The Hauppauge Industrial Park spans 1,650 acres in the towns of...

The Hauppauge Industrial Park spans 1,650 acres in the towns of Smithtown and Islip. Credit: Google Maps

A report on the future of Hauppauge Industrial Park, scheduled to be released Wednesday, calls for the park to position itself as a regional economic hub, target tenants from key industries and create an environment that helps them attract and keep workers.

The report gives the first comprehensive picture of a quiet juggernaut whose 1,350 businesses and 55,000 jobs produce $13 billion in goods and services yearly, with $806 million in income taxes and landlords who pay tens of millions of dollars more in property taxes to local governments, advocates said. That data that can be used to lure government funding and tenants from other regions, they said.  

“It's a real jewel,” said Terri Alessi-Miceli, CEO of HIA-LI, the association that represents businesses in the park and its supporters.

The 167-page report, written by Manhattan-based James Lima Planning + Development and the Regional Plan Association, was commissioned by the Suffolk County Industrial Development Agency last year and shared with Newsday before its release Wednesday. 

Changes will start Wednesday with a new name that the report's authors said would signal a break with the past: The Long Island Innovation Park at Hauppauge.  It will be promoted with new signage at now unmarked park entrances.

Report recommendations include the creation of co-working spaces now more common in New York City or San Francisco and shared labs for prototyping and small-run manufacturing to join the conventional assembly line work, warehousing and distribution that are now park mainstays.

The report also proposes residential development along the park’s east side, a mixed-use corridor along Motor Parkway and greenways with bike and walking paths throughout the park. Eased zoning would permit retail, entertainment and denser, taller building in parts of the park. 

An “essentially inward-looking era of industrial activities was less compatible with residential areas than the new cleaner and greener processes of the new economy,” according to the report.

Apartments and amenities will help park tenants struggling to hire and retain employees, said Kelly Morris, Suffolk IDA deputy executive director.

“We’re looking forward to long-term economic growth,” she said. “We’ve got to look at ways of changing how we do business out here.”

The 40-year-old, 1,650-acre park, roughly bounded by New Highway to the north, Motor Parkway to the south, Moreland Road to the west and Route 111 to the east, spans the towns of Smithtown and Islip. 

Smithtown Supervisor Edward Wehrheim said park landlords pay about $19 million a year in property taxes to the town, a substantial portion of the total commercial tax receivables.

“It’s an economic driver,” he said. The town will support “a lot” of the proposals, but staff will closely evaluate the zoning proposals, particularly those that would affect building height on the north end of the park near residential neighborhoods, he said.   
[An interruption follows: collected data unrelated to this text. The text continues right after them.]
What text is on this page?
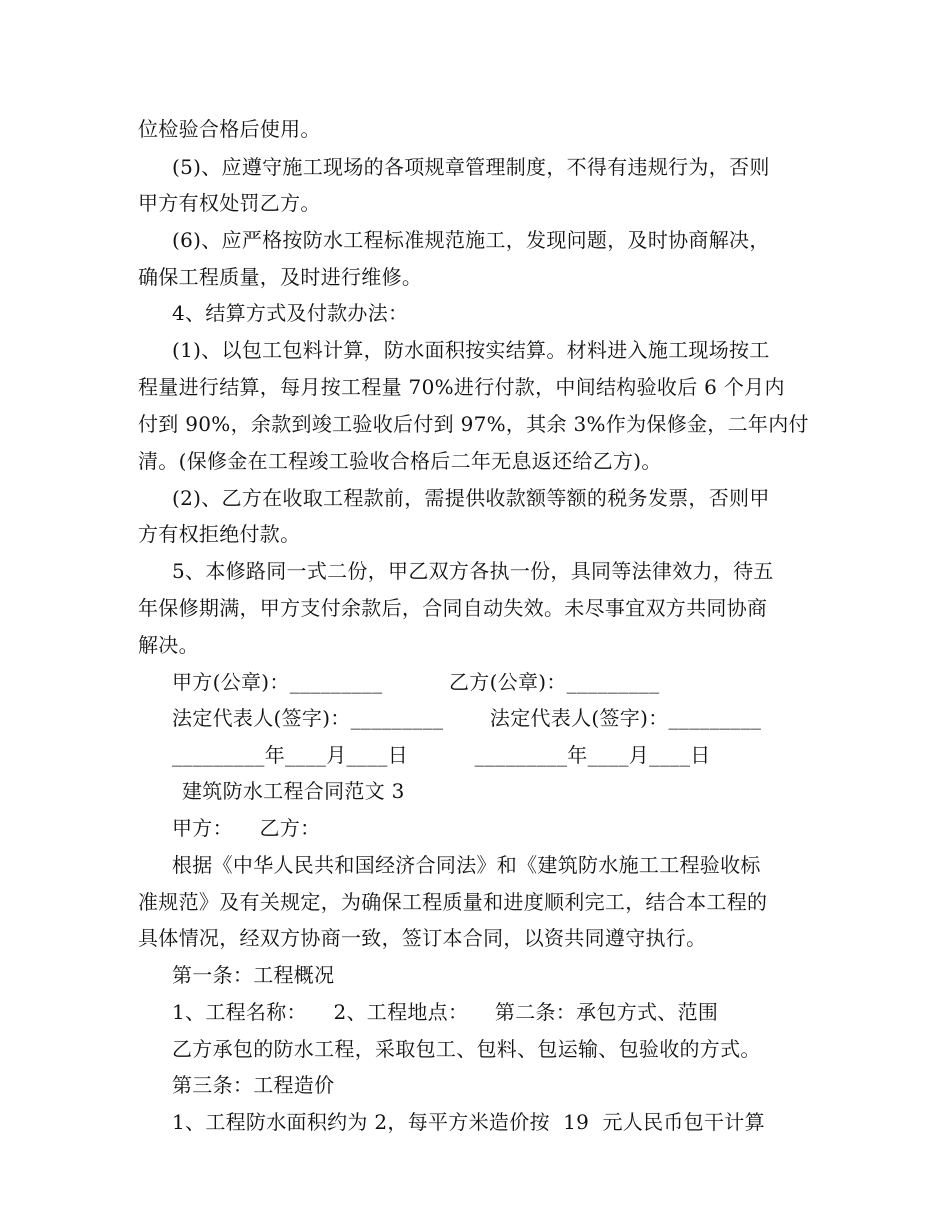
位检验合格后使用。
(5)、应遵守施工现场的各项规章管理制度，不得有违规行为，否则
甲方有权处罚乙方。
(6)、应严格按防水工程标准规范施工，发现问题，及时协商解决，
确保工程质量，及时进行维修。
4、结算方式及付款办法：
(1)、以包工包料计算，防水面积按实结算。材料进入施工现场按工
程量进行结算，每月按工程量 70%进行付款，中间结构验收后 6 个月内
付到 90%，余款到竣工验收后付到 97%，其余 3%作为保修金，二年内付
清。(保修金在工程竣工验收合格后二年无息返还给乙方)。
(2)、乙方在收取工程款前，需提供收款额等额的税务发票，否则甲
方有权拒绝付款。
5、本修路同一式二份，甲乙双方各执一份，具同等法律效力，待五
年保修期满，甲方支付余款后，合同自动失效。未尽事宜双方共同协商
解决。
甲方(公章)：_________          乙方(公章)：_________
法定代表人(签字)：_________       法定代表人(签字)：_________
_________年____月____日          _________年____月____日
建筑防水工程合同范文 3
甲方：    乙方：
根据《中华人民共和国经济合同法》和《建筑防水施工工程验收标
准规范》及有关规定，为确保工程质量和进度顺利完工，结合本工程的
具体情况，经双方协商一致，签订本合同，以资共同遵守执行。
第一条：工程概况
1、工程名称：    2、工程地点：    第二条：承包方式、范围
乙方承包的防水工程，采取包工、包料、包运输、包验收的方式。
第三条：工程造价
1、工程防水面积约为 2，每平方米造价按  19  元人民币包干计算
Smithtown officials should consider relaxing density, dimension and parking restrictions to permit bigger buildings that take up more lot space, according to the report. Floor-to-area ratio, now capped at 0.42, would be raised to 0.6 for some builders who commit to improvements like solar arrays or fitness areas.

A new local taxing or business improvement district could fund public investment, the report said, with Smithtown and Islip providing zoning changes to encourage private development, spurred by Suffolk County infrastructure improvements and tax incentives.

Those investments, along with partnerships with area research institutions, are aimed at attracting or keeping tenant companies from nine key industries. Some of those industries, such as aerospace and biopharma, already have a high profile on Long Island and in the park; others, like food processing, have a smaller presence but high growth potential.

Kyle Strober, executive director of the Association for a Better Long Island, a real estate developer lobbying group, wrote in an email that the plan will “reinvent the industrial park by shifting towards a live-work-play environment that is vital in attracting a young and vibrant workforce," particularly millennials.

Suffolk County Executive Steve Bellone said the report will “push our innovative economy to the next level."

"This comprehensive roadmap provides our region with the building blocks needed to strengthen, expand and attract key industry clusters," he said in a news release.